Esses princípios, dotados de força normativa, não possuem hierarquia entre si e mantêm sua eficácia, adaptando-se à evolução da sociedade. O princípio da dignidade da pessoa humana, fundamento central do ordenamento jurídico brasileiro, é expressamente mencionado no artigo 1º, inciso III da Constituição Federal de 1988. Ele visa preservar e fomentar os laços de afetividade, garantindo o pleno desenvolvimento das relações familiares e protegendo os indivíduos de serem tratados como meros objetos pelos órgãos estatais.

O princípio da solidariedade, consagrado no artigo 3º, inciso I da Constituição Federal, estabelece a base para a cooperação e apoio mútuo entre os membros da família, tanto no sentido de assistência e cuidado aos filhos, como na reciprocidade entre pais e filhos na velhice.

A igualdade entre os filhos, independentemente de sua origem, é garantida pelo princípio da igualdade, presente no artigo 227, § 6º da Constituição Federal, e reforçada pelo Código Civil de 2002. Isso visa eliminar discriminações e promover a inclusão de todas as formas de família, sejam elas biológicas ou adotivas.

O princípio da liberdade, expresso no artigo 5º da Constituição Federal, confere autonomia às pessoas para escolherem a forma de constituir sua família, assegurando o direito ao planejamento familiar e à tomada de decisões relacionadas à filiação.

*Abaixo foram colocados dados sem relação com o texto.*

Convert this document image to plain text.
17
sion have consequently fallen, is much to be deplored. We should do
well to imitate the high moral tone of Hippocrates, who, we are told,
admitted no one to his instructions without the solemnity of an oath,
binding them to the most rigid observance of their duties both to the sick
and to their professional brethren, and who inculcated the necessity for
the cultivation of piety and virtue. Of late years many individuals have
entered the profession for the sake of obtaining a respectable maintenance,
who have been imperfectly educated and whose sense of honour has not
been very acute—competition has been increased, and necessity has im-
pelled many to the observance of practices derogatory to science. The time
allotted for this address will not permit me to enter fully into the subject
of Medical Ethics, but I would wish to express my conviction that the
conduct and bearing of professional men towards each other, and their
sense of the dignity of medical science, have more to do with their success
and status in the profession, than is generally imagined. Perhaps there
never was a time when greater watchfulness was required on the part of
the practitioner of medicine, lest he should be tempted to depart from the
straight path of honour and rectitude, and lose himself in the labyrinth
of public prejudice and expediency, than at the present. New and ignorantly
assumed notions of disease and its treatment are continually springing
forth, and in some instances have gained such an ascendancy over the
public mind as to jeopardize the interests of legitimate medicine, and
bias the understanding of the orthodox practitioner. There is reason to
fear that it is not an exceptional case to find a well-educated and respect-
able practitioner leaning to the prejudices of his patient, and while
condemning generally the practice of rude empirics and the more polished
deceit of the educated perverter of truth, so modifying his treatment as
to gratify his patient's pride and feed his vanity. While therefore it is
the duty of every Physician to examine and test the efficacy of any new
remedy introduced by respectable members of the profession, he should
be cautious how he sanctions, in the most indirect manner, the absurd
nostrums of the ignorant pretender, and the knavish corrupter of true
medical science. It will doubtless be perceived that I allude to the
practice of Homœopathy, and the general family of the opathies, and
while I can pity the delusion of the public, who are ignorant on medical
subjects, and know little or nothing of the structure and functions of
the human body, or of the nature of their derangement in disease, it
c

A convivência familiar, destacada no artigo 227 da Constituição Federal e no Código Civil, ressalta a importância do ambiente familiar para o desenvolvimento emocional e social das crianças, buscando fortalecer os vínculos familiares e garantir o direito à convivência familiar e comunitária.

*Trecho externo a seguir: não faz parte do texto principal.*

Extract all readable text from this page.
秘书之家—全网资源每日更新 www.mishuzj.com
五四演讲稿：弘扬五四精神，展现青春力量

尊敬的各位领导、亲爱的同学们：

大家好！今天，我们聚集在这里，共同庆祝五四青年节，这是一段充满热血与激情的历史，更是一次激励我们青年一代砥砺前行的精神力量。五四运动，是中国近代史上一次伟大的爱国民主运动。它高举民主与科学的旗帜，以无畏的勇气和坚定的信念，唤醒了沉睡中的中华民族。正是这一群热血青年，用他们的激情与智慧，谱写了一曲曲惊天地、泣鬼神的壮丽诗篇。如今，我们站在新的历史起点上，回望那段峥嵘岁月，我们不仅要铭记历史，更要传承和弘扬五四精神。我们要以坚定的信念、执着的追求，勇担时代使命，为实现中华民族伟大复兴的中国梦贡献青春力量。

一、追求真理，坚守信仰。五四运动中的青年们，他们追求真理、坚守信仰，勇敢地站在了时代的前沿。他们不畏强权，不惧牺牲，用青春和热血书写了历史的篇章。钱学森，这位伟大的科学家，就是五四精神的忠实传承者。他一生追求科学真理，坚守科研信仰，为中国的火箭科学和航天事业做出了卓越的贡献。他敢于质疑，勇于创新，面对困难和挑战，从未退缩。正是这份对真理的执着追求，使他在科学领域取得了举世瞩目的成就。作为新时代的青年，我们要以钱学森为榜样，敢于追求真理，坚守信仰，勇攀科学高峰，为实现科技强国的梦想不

A afetividade, essencial na construção dos laços familiares, é reconhecida como um princípio fundamental, equiparando os filhos adotivos aos biológicos e garantindo a estabilidade das relações socioafetivas.

Por fim, o princípio do melhor interesse da criança, também presente no artigo 227 da Constituição Federal e no Estatuto da Criança e do Adolescente, destaca a prioridade dos interesses das crianças em questões familiares, visando proteger seu pleno desenvolvimento e garantir seus direitos fundamentais.

Esses princípios orientam as relações familiares no Brasil, promovendo a igualdade, a solidariedade, a liberdade e o respeito aos direitos fundamentais de todos os envolvidos, especialmente das crianças, que são sujeitos de proteção especial pela lei.

5.1 O Direito De Ser Filho

A monoparentalidade representa uma condição psicossocial significativa para as mulheres nas relações conjugais, onde frequentemente os direitos de filiação são negligenciados. Enfatizamos demasiadamente a letra da lei, que estipula a igualdade de direitos entre os filhos, independentemente da origem da filiação, com o intuito de eliminar discriminações e promover a inclusão das famílias constituídas de diferentes maneiras. No entanto, ao aplicarmos essa interpretação atualmente, negligenciamos a realidade em que vivemos, uma realidade que mudou consideravelmente ao longo do tempo, especialmente no que diz respeito ao conceito de família.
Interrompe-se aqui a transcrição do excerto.